1- Le dispositif INSTEX a pour but de faciliter le commerce « légitime » avec l'Iran, en offrant aux opérateurs qui souhaitent commercer avec ce pays un outil propre à suppléer à la quasi-disparition des canaux bancaires traditionnels.

Il ne constitue pas un établissement de crédit, ne dispose pas d'une licence bancaire et n'a pas pour objet de financer des opérations, mais uniquement de faciliter leur paiement. Dans ce but, il fonctionnera sur la base d'un mécanisme de compensation, reposant sur un équilibre entre les importateurs et les exportateurs européens, les derniers se faisant payer par les premiers.

2- Sur un plan formel, INSTEX est constitué sous la forme d'une société de droit privé dont le siège est en France, détenue à parité par trois Etats membres de l'UE (France, Allemagne, Royaume-Uni), qui se partagent sa gouvernance, dans un esprit de partage des responsabilités. Elle a vocation à s'ouvrir, comme le prévoient ses statuts, à d'autres Etats membres de l'UE qui le souhaiteraient.

Quoique désormais enregistrée, la société n'est toutefois pas encore opérationnelle. Son démarrage effectif suppose notamment la mise en place, du côté iranien, d'une structure miroir ; les discussions sont en cours avec Téhéran dans cet objectif. Des procédures doivent en outre être précisées afin de garantir que les opérations couvertes respectent les règles applicables du droit de l'UE, notamment en matière de lutte contre le blanchiment, le financement du terrorisme et de biens à double-usage.

3- Le champ du commerce « légitime » visé par la déclaration conjointe des trois gouvernements n'est pas précisément défini ; aucune référence n'est faite à cet égard aux secteurs faisant l'objet de sanctions par les Etats-Unis. Les statuts de la société permettent de traiter toute opération commerciale respectant le droit de l'UE et les règles internationales. Mais la déclaration souligne que INSTEX aura pour priorité initiale les secteurs les plus essentiels pour la population iranienne, tes que la pharmacie, les équipements médicaux et les denrées alimentaires. On sait que le commerce dans ces secteurs, quoique exonérés parles sanctions américaines, est aujourd'hui de facto entravé par l'attrition des canaux de paiement.
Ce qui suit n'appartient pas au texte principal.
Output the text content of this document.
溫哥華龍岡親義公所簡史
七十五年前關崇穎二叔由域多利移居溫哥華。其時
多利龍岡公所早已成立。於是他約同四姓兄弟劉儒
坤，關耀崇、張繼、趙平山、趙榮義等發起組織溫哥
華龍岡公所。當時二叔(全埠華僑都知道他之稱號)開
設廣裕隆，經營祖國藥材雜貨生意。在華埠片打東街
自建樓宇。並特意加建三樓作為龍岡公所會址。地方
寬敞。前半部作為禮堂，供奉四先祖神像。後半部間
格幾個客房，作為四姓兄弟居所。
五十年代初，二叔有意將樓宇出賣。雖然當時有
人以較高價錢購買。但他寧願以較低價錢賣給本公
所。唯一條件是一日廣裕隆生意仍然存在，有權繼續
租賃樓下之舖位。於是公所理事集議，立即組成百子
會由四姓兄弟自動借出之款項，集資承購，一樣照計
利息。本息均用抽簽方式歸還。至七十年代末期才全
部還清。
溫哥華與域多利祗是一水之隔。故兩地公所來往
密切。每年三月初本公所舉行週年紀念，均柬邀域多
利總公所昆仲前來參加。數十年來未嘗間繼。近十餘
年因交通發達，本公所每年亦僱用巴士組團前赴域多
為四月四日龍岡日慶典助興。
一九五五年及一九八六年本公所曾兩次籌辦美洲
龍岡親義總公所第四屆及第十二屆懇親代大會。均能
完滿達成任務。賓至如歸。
Le pétrole n'est pas mentionné par la déclaration, mais il est prévu que des discussions soient menées avec les Etats importateurs car les recettes générées par les ventes de pétrole seront un moyen essentiel pour alimenter le fonctionnement du mécanisme.

4- Il est important de souligner que INSTEX n'a pas pour objet de garantir une protection juridique aux opérateurs dans leur commerce avec l'Iran, mais de leur fournir un appui et des facilités lorsqu'ils sont exposés à l'absence de solutions de paiement. Toutefois, la validation de leurs transactions par INSTEX attestera de leur conformité aux règles européennes et internationales reconnues. Elle ne suffira pas cependant à leur conférer une immunité juridique au regard des dispositions extraterritoriales du droit américain.
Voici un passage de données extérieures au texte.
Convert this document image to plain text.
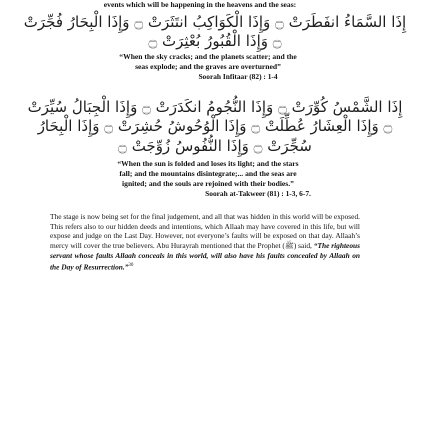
events which will be happening in the heavens and the seas:
إِذَا السَّمَاءُ انفَطَرَتْ ۝ وَإِذَا الْكَوَاكِبُ انتَثَرَتْ ۝ وَإِذَا الْبِحَارُ فُجِّرَتْ
۝ وَإِذَا الْقُبُورُ بُعْثِرَتْ ۝
“When the sky cracks; and the planets scatter; and the
seas explode; and the graves are overturned”
Soorah Infitaar (82) : 1-4
إِذَا الشَّمْسُ كُوِّرَتْ ۝ وَإِذَا النُّجُومُ انكَدَرَتْ ۝ وَإِذَا الْجِبَالُ سُيِّرَتْ
۝ وَإِذَا الْعِشَارُ عُطِّلَتْ ۝ وَإِذَا الْوُحُوشُ حُشِرَتْ ۝ وَإِذَا الْبِحَارُ
سُجِّرَتْ ۝ وَإِذَا النُّفُوسُ زُوِّجَتْ ۝
“When the sun is folded and loses its light; and the stars
fall; and the mountains disintegrate;... and the seas are
ignited; and the souls are rejoined with their bodies.”
Soorah at-Takweer (81) : 1-3, 6-7.
The stage is now being set for the final judgement, and all that was hidden in this world will be exposed. This refers also to our hidden deeds and intentions, which Allaah may have covered in this life, but will expose and judge on the Last Day. However, not everyone’s faults will be exposed on that day. Allaah’s mercy will cover the true believers. Abu Hurayrah mentioned that the Prophet (ﷺ) said, “The righteous servant whose faults Allaah conceals in this world, will also have his faults concealed by Allaah on the Day of Resurrection.”$^{30}$
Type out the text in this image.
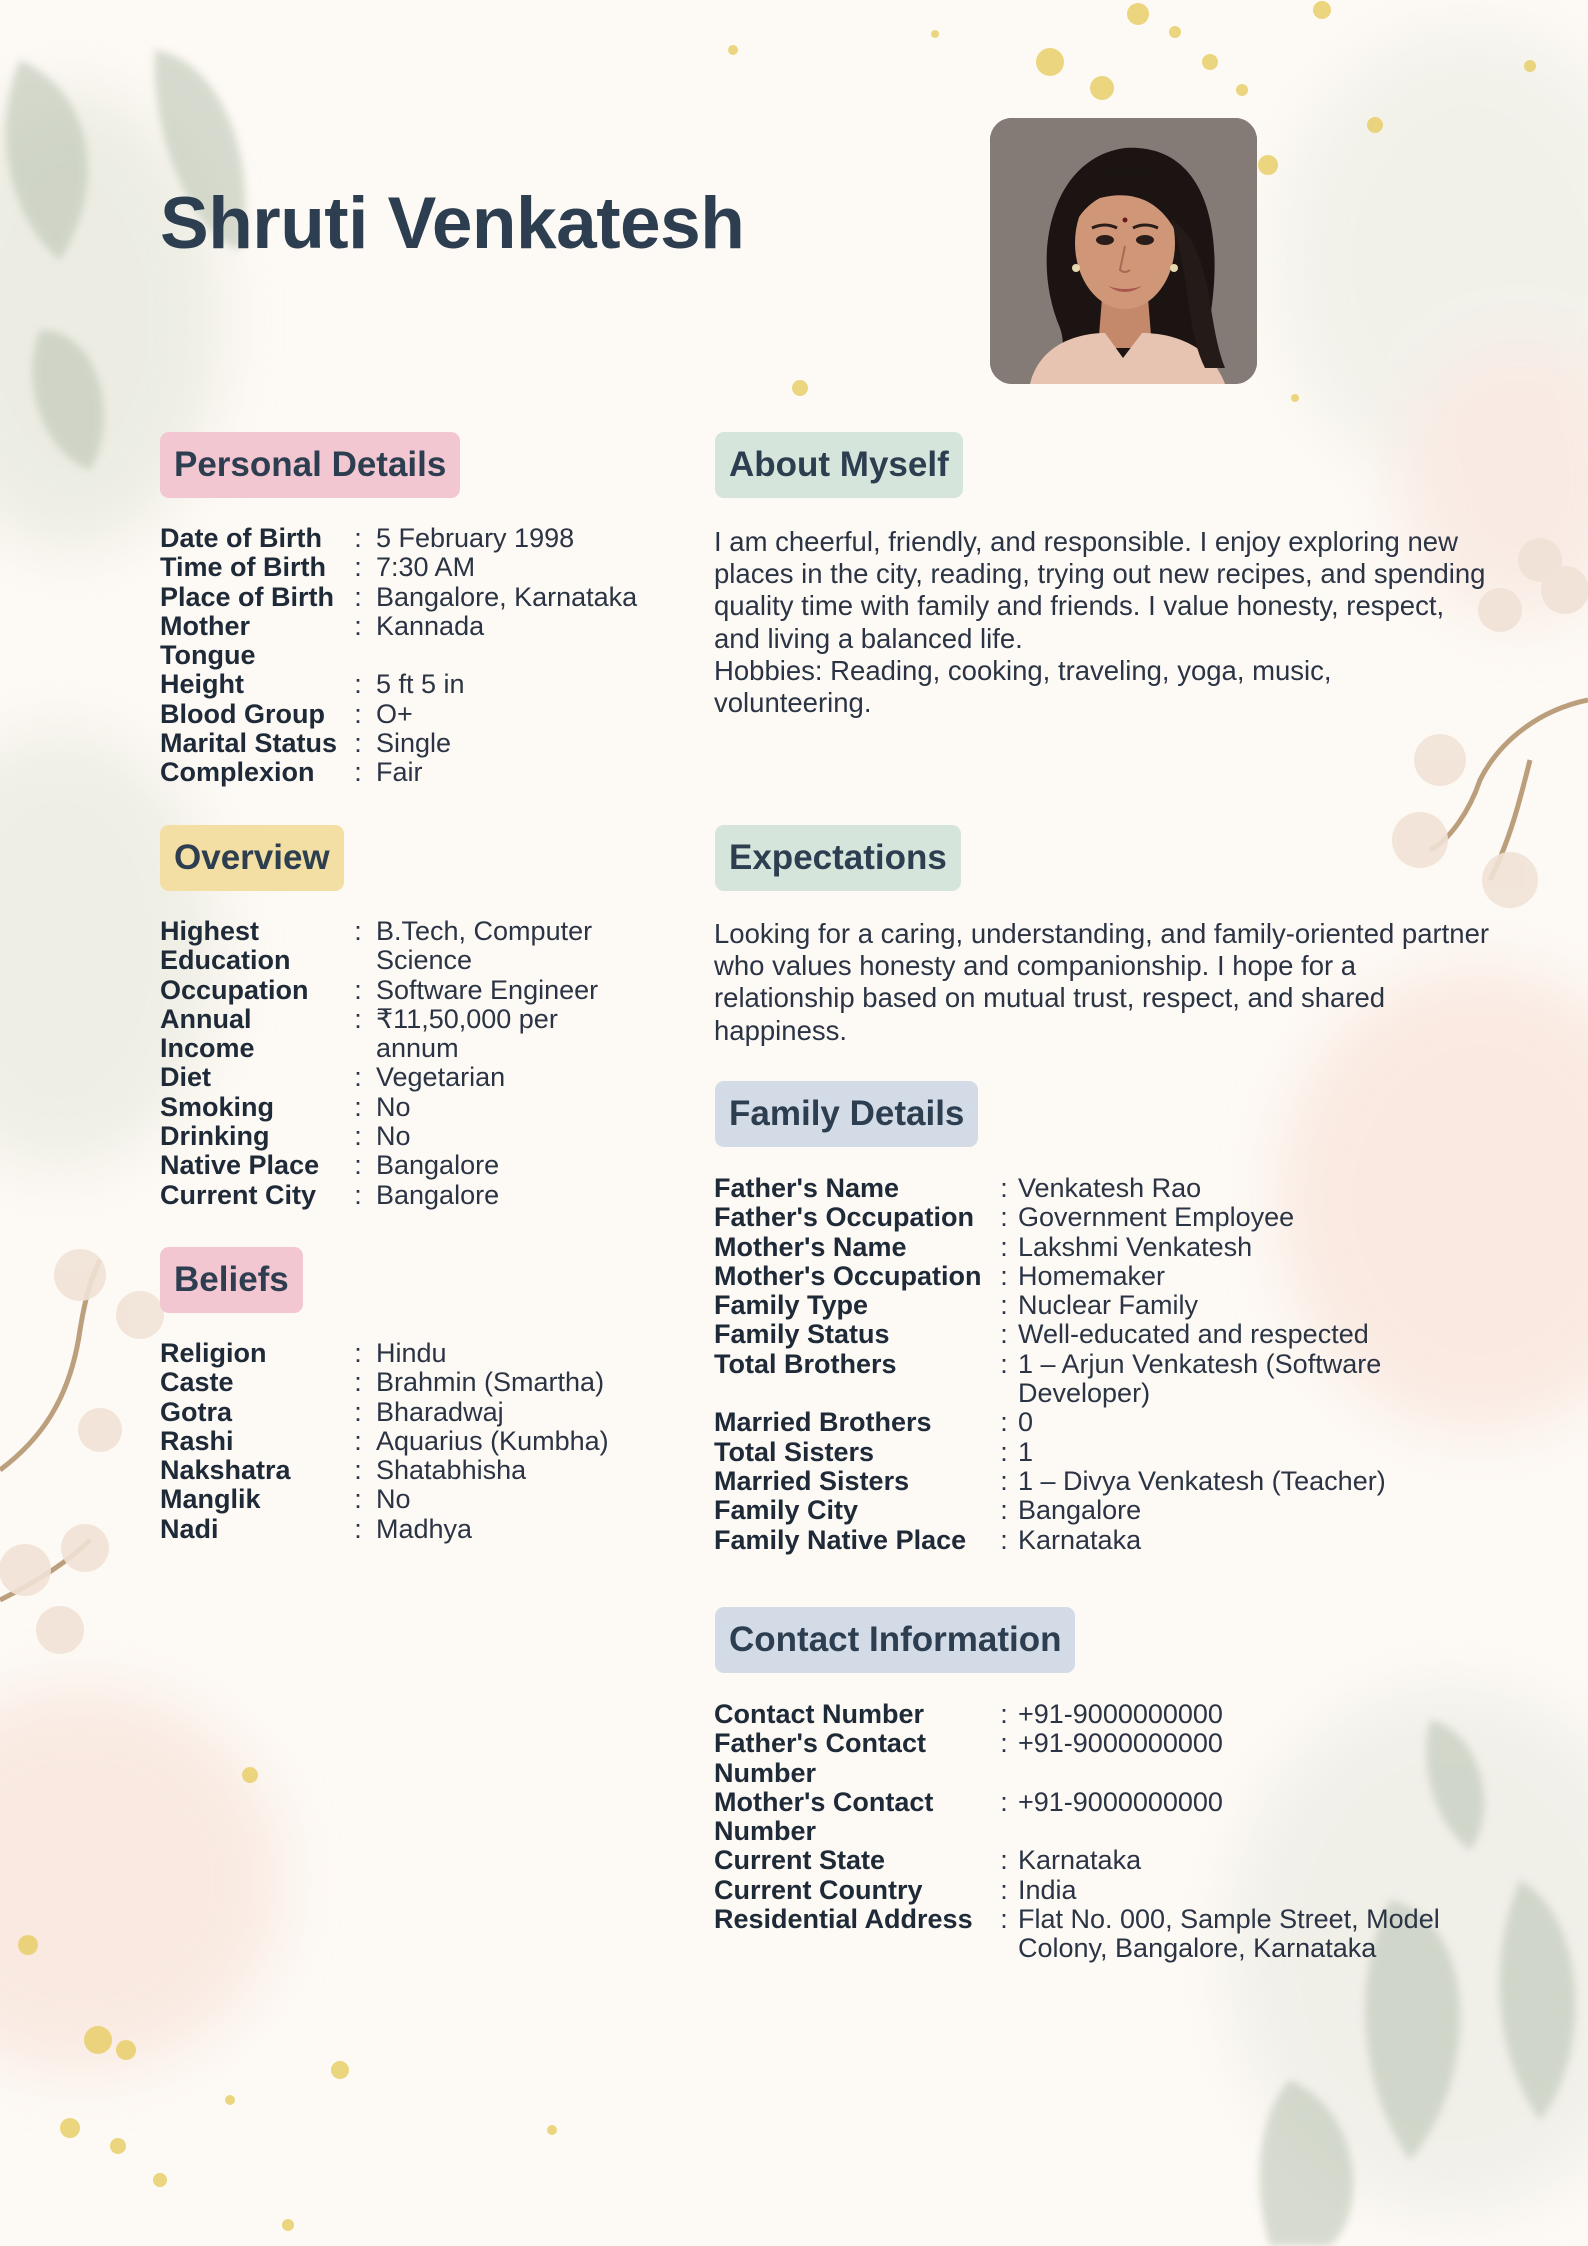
Shruti Venkatesh
Personal Details
Date of Birth	: 5 February 1998
Time of Birth	: 7:30 AM
Place of Birth : Bangalore, Karnataka
Mother Tongue
: Kannada
Height	: 5 ft 5 in
Blood Group	: O+
Marital Status : Single
Complexion	: Fair
About Myself
I am cheerful, friendly, and responsible. I enjoy exploring new places in the city, reading, trying out new recipes, and spending quality time with family and friends. I value honesty, respect, and living a balanced life.
Hobbies: Reading, cooking, traveling, yoga, music, volunteering.
Overview
Highest Education
: B.Tech, Computer Science
Occupation	: Software Engineer
Annual Income
: ₹11,50,000 per annum
Diet	: Vegetarian
Smoking	: No
Drinking	: No
Native Place	: Bangalore
Current City	: Bangalore
Expectations
Looking for a caring, understanding, and family-oriented partner who values honesty and companionship. I hope for a relationship based on mutual trust, respect, and shared happiness.
Family Details
Father's Name	: Venkatesh Rao
Father's Occupation : Government Employee
Mother's Name	: Lakshmi Venkatesh
Mother's Occupation : Homemaker
Family Type	: Nuclear Family
Family Status	: Well-educated and respected
Total Brothers	: 1 – Arjun Venkatesh (Software Developer)
Married Brothers	: 0
Total Sisters	: 1
Married Sisters	: 1 – Divya Venkatesh (Teacher)
Family City	: Bangalore
Family Native Place	: Karnataka
Beliefs
Religion	: Hindu
Caste	: Brahmin (Smartha)
Gotra	: Bharadwaj
Rashi	: Aquarius (Kumbha)
Nakshatra	: Shatabhisha
Manglik	: No
Nadi	: Madhya
Contact Information
Contact Number	: +91-9000000000
Father's Contact Number
: +91-9000000000
Mother's Contact Number
: +91-9000000000
Current State	: Karnataka
Current Country	: India
Residential Address	: Flat No. 000, Sample Street, Model Colony, Bangalore, Karnataka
5- La création de ce dispositif et sa présentation publique répondent en premier lieu à un objectif politique. Elles attestent de la volonté des Européens de maintenir leurs engagements au titre du JCPOA, pour autant que l'Iran continue à faire de même, et témoignent de leurs efforts pour permettre la poursuite des échanges commerciaux avec ce pays conformément aux engagements réciproques. INSTEX poursuit ainsi la démarche illustrée par le règlement européen 2271/96 dit de blocage. L'initiative a reçu à ce titre un accueil positif et prudent de la part des autorités iraniennes, qui en relèvent les limites et le caractère non encore opérationnelle à ce stade.

De manière symétrique, cette annonce a suscité des réactions de vigilance de la part des Etats-Unis, le Département d'Etat rappelant que les "entities that continue to engage in sanctionable activity involving Iran risk severe consequences that could include losing access to the U.S. financial system and the ability to do business with the United States or U.S. companies", en ajoutant que « we do not expect the SPV will in any way impact our maximum economic pressure campaign".

On peut anticiper que l'attitude des importateurs de pétrole, et leur participation au dispositif, seront des éléments clés du point de vue à la fois de l'effectivité du mécanisme de compensation et de l'attitude des Etats-Unis.